14 Gelijk als velen zich over u ontzet hebben, alzo verdorven was Zijn gelaat, meer dan van iemand, en Zijn gedaante, meer dan van andere mensenkinderen;
15 Alzo zal Hij vele heidenen besprengen, ja, de koningen zullen hun mond over Hem toehouden; want denwelken het niet verkondigd was, die zullen het zien, en welken het niet gehoord hebben, die zullen het verstaan.
1 Desperta, desperta, veste-te da tua fortaleza, ó Sião; veste-te dos teus vestidos formosos, ó Jerusalém, cidade santa. Pois não mais tornará a entrar em ti o incircunciso nem o imundo.
2 Sacode-te do pó; levanta-te, senta-te, Jerusalém: desata as cadeias do teu pescoço, cativa filha de Sião.
3 Pois assim diz Jeová: Por nada fostes vendidos; e sem dinheiro sereis remidos.
4 Pois assim diz o Senhor Jeová: O meu povo desceu no princípio ao Egito para peregrinar ali, e a Assíria sem razão o oprimiu.
5 Agora que tenho eu que fazer aqui, diz Jeová, visto haver sido o meu povo levado sem preço? os que dominam sobre ele, dão uivos, diz Jeová, e o meu nome é blasfemado continuamente o dia todo.

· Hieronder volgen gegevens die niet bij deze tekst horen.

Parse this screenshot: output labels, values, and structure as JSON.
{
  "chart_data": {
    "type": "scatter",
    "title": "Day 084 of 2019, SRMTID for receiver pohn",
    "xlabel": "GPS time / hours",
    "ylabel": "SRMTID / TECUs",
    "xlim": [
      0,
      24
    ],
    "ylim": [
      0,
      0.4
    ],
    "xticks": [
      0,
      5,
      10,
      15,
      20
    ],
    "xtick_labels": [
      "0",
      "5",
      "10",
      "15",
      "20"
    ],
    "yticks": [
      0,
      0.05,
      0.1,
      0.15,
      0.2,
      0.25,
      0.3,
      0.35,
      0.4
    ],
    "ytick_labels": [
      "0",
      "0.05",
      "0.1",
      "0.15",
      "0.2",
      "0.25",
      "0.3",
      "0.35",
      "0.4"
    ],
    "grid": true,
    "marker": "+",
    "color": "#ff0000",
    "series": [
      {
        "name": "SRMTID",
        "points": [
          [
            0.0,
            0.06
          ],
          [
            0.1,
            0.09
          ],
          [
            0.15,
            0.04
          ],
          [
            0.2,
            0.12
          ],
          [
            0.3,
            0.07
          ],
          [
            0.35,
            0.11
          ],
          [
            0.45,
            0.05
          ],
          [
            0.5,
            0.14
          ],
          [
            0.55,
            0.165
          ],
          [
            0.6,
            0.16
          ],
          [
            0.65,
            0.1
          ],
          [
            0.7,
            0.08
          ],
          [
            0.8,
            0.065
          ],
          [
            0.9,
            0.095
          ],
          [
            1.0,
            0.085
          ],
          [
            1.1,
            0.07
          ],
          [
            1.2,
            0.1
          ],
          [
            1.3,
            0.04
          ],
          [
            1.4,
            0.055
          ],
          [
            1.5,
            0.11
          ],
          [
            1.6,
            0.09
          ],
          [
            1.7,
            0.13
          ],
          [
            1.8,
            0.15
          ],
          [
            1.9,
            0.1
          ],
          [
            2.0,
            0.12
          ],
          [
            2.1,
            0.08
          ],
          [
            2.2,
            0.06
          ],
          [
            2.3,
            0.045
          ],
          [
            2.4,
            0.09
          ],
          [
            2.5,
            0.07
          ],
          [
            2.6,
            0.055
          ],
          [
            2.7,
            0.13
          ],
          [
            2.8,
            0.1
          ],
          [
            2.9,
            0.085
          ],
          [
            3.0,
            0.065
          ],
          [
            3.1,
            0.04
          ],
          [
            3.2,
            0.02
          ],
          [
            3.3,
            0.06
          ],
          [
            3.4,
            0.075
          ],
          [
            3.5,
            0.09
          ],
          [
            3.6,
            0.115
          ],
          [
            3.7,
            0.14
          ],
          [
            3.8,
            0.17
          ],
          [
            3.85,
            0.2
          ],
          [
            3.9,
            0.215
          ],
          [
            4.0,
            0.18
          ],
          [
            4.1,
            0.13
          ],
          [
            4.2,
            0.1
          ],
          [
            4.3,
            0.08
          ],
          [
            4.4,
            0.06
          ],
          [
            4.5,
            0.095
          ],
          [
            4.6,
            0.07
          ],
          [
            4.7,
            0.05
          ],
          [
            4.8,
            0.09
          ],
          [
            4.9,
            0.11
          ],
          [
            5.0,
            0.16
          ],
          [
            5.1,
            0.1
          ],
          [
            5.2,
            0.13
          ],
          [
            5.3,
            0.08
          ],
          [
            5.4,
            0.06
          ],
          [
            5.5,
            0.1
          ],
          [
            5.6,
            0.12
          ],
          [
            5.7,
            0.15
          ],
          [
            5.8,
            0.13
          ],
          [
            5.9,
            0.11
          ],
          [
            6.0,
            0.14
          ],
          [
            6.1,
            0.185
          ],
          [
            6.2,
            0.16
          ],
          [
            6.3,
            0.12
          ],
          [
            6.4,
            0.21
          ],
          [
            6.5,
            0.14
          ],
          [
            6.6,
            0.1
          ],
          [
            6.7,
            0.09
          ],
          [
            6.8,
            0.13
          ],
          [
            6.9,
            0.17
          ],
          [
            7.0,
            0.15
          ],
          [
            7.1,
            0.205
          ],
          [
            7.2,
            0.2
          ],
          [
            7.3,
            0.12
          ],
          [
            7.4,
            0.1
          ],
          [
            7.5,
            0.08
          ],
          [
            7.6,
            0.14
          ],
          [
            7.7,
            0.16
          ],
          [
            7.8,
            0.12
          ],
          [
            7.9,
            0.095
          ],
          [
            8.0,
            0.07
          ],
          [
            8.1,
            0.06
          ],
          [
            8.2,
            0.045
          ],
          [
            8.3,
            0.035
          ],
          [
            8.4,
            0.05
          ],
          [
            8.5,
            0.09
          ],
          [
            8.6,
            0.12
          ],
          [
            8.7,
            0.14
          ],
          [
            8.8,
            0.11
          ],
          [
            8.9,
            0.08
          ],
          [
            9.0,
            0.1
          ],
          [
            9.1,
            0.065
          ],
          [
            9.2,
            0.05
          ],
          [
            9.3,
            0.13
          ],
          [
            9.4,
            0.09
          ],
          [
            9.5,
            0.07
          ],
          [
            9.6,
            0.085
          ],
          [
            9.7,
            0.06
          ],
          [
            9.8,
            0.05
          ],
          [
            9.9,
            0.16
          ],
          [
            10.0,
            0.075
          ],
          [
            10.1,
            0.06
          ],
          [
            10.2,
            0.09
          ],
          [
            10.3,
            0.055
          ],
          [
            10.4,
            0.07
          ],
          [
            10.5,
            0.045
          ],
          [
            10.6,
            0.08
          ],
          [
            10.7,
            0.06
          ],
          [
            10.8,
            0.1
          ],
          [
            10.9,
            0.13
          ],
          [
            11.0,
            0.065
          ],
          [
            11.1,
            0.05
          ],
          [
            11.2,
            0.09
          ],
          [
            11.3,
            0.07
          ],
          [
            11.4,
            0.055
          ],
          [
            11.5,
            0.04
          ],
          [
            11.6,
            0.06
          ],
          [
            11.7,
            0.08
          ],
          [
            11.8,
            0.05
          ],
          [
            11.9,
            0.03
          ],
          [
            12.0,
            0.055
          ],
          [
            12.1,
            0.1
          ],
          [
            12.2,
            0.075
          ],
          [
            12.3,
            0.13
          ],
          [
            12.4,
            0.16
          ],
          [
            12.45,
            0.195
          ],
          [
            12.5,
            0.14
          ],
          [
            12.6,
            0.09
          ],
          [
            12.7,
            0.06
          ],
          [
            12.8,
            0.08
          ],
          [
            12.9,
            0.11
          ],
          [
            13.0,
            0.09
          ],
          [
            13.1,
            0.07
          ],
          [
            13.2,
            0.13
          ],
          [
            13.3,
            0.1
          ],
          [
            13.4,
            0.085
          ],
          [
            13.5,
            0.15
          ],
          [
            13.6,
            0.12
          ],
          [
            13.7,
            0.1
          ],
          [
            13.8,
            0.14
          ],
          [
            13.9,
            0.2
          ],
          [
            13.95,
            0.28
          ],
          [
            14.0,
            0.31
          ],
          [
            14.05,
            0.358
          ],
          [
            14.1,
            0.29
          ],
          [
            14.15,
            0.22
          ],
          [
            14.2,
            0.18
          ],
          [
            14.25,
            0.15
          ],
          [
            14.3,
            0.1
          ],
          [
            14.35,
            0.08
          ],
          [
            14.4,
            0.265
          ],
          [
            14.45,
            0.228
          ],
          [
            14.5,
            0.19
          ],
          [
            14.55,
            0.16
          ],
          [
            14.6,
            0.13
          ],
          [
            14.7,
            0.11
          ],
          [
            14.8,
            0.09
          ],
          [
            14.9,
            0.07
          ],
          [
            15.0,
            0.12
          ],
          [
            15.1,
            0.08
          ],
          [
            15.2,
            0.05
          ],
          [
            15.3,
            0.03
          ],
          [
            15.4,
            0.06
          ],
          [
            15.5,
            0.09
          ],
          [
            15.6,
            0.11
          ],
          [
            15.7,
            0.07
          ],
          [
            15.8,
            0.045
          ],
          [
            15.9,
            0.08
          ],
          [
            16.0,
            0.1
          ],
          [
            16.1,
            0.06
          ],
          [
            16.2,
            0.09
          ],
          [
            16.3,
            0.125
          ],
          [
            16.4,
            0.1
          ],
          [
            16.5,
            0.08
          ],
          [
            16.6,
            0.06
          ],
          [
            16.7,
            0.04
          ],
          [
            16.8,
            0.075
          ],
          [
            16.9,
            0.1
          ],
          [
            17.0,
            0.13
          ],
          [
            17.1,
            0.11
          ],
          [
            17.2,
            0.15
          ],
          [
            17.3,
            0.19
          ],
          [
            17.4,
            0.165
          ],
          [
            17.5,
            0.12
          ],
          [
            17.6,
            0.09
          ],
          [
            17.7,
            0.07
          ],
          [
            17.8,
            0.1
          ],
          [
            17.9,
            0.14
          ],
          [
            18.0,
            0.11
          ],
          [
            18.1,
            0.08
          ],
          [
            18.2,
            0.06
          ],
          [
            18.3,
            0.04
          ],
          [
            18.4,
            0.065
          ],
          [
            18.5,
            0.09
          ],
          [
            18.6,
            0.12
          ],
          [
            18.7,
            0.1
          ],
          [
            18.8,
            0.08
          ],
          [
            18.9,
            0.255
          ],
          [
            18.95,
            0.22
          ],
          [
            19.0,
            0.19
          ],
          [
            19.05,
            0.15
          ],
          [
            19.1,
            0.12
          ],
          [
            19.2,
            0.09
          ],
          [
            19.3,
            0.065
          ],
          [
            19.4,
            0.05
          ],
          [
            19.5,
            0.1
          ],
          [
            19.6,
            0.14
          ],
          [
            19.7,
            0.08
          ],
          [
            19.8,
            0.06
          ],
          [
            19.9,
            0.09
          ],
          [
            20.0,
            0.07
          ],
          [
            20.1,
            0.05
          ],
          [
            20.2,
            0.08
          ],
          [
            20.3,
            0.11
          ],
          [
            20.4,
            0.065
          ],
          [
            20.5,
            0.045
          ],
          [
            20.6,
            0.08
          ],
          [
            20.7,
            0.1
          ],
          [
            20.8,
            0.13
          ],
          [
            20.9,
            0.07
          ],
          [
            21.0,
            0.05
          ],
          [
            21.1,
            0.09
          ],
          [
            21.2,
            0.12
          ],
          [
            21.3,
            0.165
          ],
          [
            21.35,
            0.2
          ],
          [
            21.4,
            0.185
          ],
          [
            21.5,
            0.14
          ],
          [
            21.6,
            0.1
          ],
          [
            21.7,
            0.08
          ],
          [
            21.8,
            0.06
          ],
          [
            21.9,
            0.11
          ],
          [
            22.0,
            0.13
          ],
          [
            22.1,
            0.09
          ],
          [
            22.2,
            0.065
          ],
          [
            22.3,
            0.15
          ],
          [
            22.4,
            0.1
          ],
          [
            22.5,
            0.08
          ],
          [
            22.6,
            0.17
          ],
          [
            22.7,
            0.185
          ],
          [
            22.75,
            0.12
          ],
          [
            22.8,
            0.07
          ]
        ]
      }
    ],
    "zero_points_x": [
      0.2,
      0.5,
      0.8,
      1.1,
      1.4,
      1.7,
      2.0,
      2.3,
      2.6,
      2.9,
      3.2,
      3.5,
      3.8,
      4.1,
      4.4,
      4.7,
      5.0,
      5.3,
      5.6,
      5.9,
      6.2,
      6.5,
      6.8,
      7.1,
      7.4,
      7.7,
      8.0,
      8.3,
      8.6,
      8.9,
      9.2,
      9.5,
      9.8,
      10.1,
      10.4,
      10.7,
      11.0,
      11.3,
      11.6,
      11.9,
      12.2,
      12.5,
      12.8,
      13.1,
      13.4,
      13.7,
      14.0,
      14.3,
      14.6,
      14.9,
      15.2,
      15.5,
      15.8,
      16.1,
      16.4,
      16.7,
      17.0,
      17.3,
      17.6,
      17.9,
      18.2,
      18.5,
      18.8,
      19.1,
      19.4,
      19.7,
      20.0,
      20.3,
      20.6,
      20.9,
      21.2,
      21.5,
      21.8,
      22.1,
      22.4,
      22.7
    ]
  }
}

6 Portanto o meu povo saberá o meu nome; portanto saberá naquele dia que sou eu o que falo: eis que sou eu.
7 Quão formosos são sobre os montes os pés do que anuncia coisas boas, do que prega a paz, do que anuncia coisas boas, do que prega a salvação, do que diz a Sião: O teu Deus reina!
8 Ouve a voz dos teus vigias! eles alçam a voz, juntamente exultam; porque olho a olho verão, quando Jeová voltar a Sião.
9 Rompei em júbilo, exultai à uma, lugares desertos de Jerusalém; porque Jeová confortou ao seu povo, remiu a Jerusalém.
10 Jeová tem desnudado o seu santo braço aos olhos de todas as nações, e todos os confins da terra verão a salvação de nosso Deus.
11 Retirai-vos, retirai-vos, sai daí, não toqueis coisa imunda; sai do meio dela; purificai-vos, os que levais os vasos de Jeová,
12 Pois não saireis em tumulto, nem vos ireis fugindo; porque Jeová irá diante de vós, e o Deus de Israel será a vossa retaguarda.
13 Eis que o meu servo procederá com prudência, será exaltado e elevado, e mui sublime.
14 Como muitos pasmaram à vista dele (tão desfigurado estava o seu aspecto que não era o de um homem, e a sua figura não era a dos filhos dos homens),
15 assim borrifará muitas nações; por causa dele reis taparão a boca. Pois verão aquilo que não se lhes havia anunciado, e entenderão aquilo que não tinham ouvido.